Fuentes cercanas al grupo empresario habían señalado a Ámbito que el objetivo era impulsar una solución integral para la cooperativa. "Hoy el principal atractivo económico es la marca, pero el desafío es preservar una estructura productiva que permita sostener el negocio en el tiempo. La intención es mantener integrada la operación y no limitarse a la adquisición de activos aislados", explicaron.
Qué cambió ahora
Hasta ahora, ninguno de esos cuestionamientos había sido analizado. El juez Gelcich rechazó el recurso sin ingresar al fondo del planteo al considerar que la presentación tenía un defecto formal vinculado con la firma de Gustavo Scaglione.
Ahora, la Cámara revocó esa decisión. Los camaristas entendieron que el recurso no debió ser rechazado por una cuestión formal, ya que tanto Scaglione como el abogado patrocinante acreditaron correctamente la representación de Fidulac. Por ese motivo, resolvieron habilitar la apelación para que los cuestionamientos puedan ser tratados.

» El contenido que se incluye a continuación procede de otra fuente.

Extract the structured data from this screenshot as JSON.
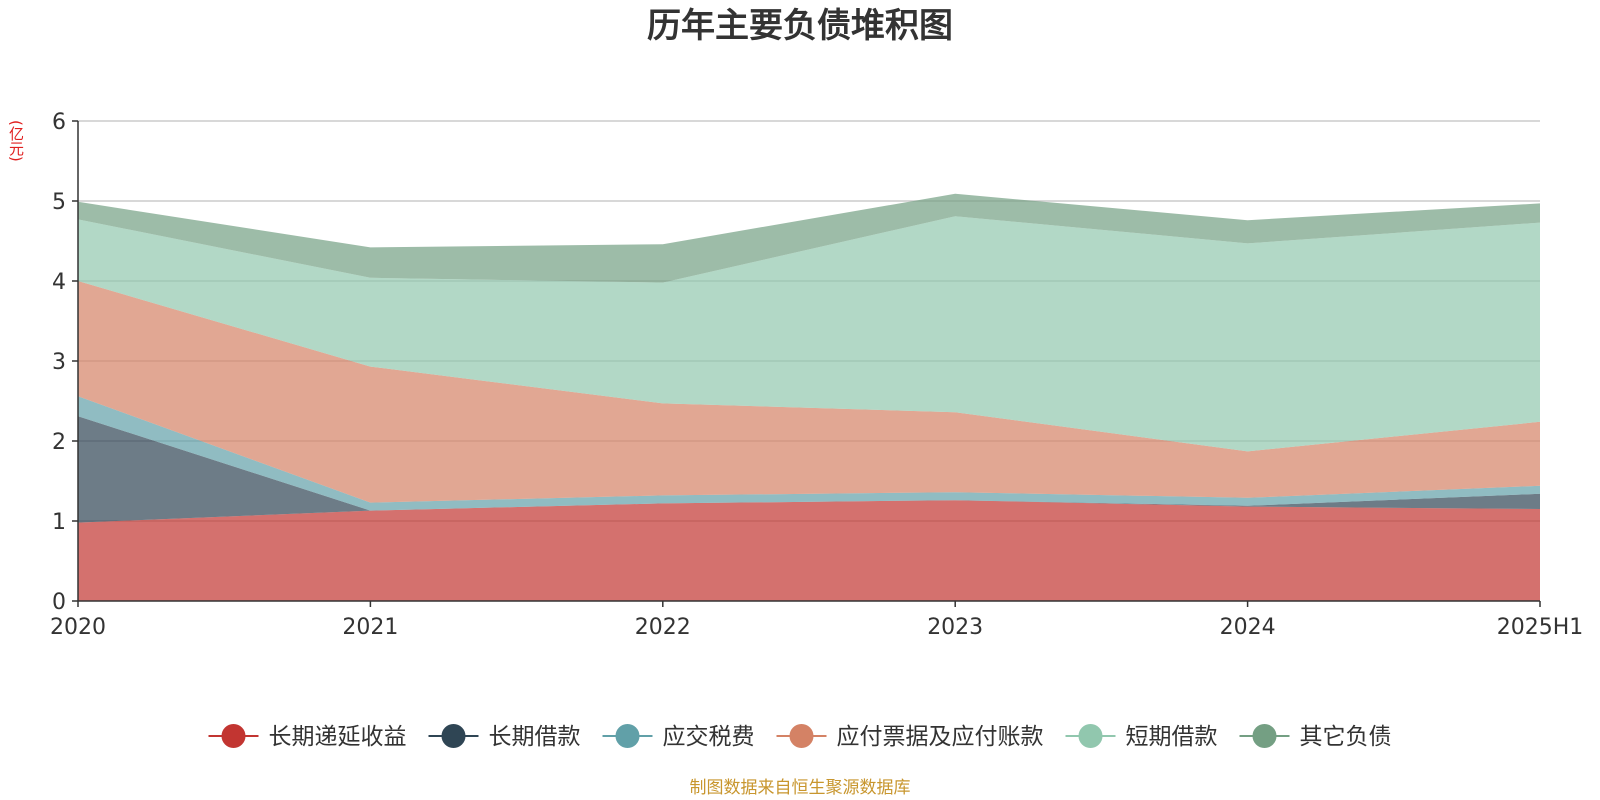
{
  "source": "制图数据来自恒生聚源数据库",
  "chart_data": {
    "type": "area",
    "title": "历年主要负债堆积图",
    "y_unit": "(亿元)",
    "stacked": true,
    "x": [
      "2020",
      "2021",
      "2022",
      "2023",
      "2024",
      "2025H1"
    ],
    "ylim": [
      0,
      6
    ],
    "yticks": [
      "0",
      "1",
      "2",
      "3",
      "4",
      "5",
      "6"
    ],
    "grid": true,
    "legend_position": "bottom",
    "series": [
      {
        "name": "长期递延收益",
        "color": "#c23531",
        "values": [
          0.98,
          1.13,
          1.22,
          1.26,
          1.18,
          1.15
        ]
      },
      {
        "name": "长期借款",
        "color": "#2f4554",
        "values": [
          1.33,
          0.0,
          0.0,
          0.0,
          0.01,
          0.19
        ]
      },
      {
        "name": "应交税费",
        "color": "#61a0a8",
        "values": [
          0.25,
          0.1,
          0.1,
          0.1,
          0.1,
          0.1
        ]
      },
      {
        "name": "应付票据及应付账款",
        "color": "#d48265",
        "values": [
          1.44,
          1.7,
          1.15,
          1.0,
          0.58,
          0.8
        ]
      },
      {
        "name": "短期借款",
        "color": "#91c7ae",
        "values": [
          0.77,
          1.11,
          1.51,
          2.45,
          2.6,
          2.49
        ]
      },
      {
        "name": "其它负债",
        "color": "#749f83",
        "values": [
          0.22,
          0.38,
          0.48,
          0.28,
          0.29,
          0.24
        ]
      }
    ]
  }
}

Además, el tribunal consideró que la resolución que aprobó el pliego de licitación tiene una importancia decisiva porque fija los valores y el mecanismo de venta de los activos de SanCor, una decisión que podría generar consecuencias irreversibles para el futuro de la empresa.
En consecuencia, hizo lugar al recurso de queja de Fidulac, concedió la apelación con efecto suspensivo y ordenó que el expediente sea elevado para revisar la resolución dictada por el juez de primera instancia.
Qué puede pasar ahora
La Cámara todavía no resolvió si los cuestionamientos de Fidulac son fundados. Lo que decidió fue que deben ser analizados antes de continuar con la liquidación de la cooperativa. Eso implica que, por el momento, la licitación de los activos queda suspendida mientras el tribunal revisa si el procedimiento aprobado por el juez Gelcich se ajusta a la Ley de Concursos y Quiebras o si corresponde introducir modificaciones.
La definición será clave para el futuro de SanCor, cuyos activos fueron valuados por la Justicia en u$s52,1 millones, de los cuales u$s24,7 millones corresponden a las marcas y otros bienes intangibles, y sobre los que existe interés de distintos grupos empresarios.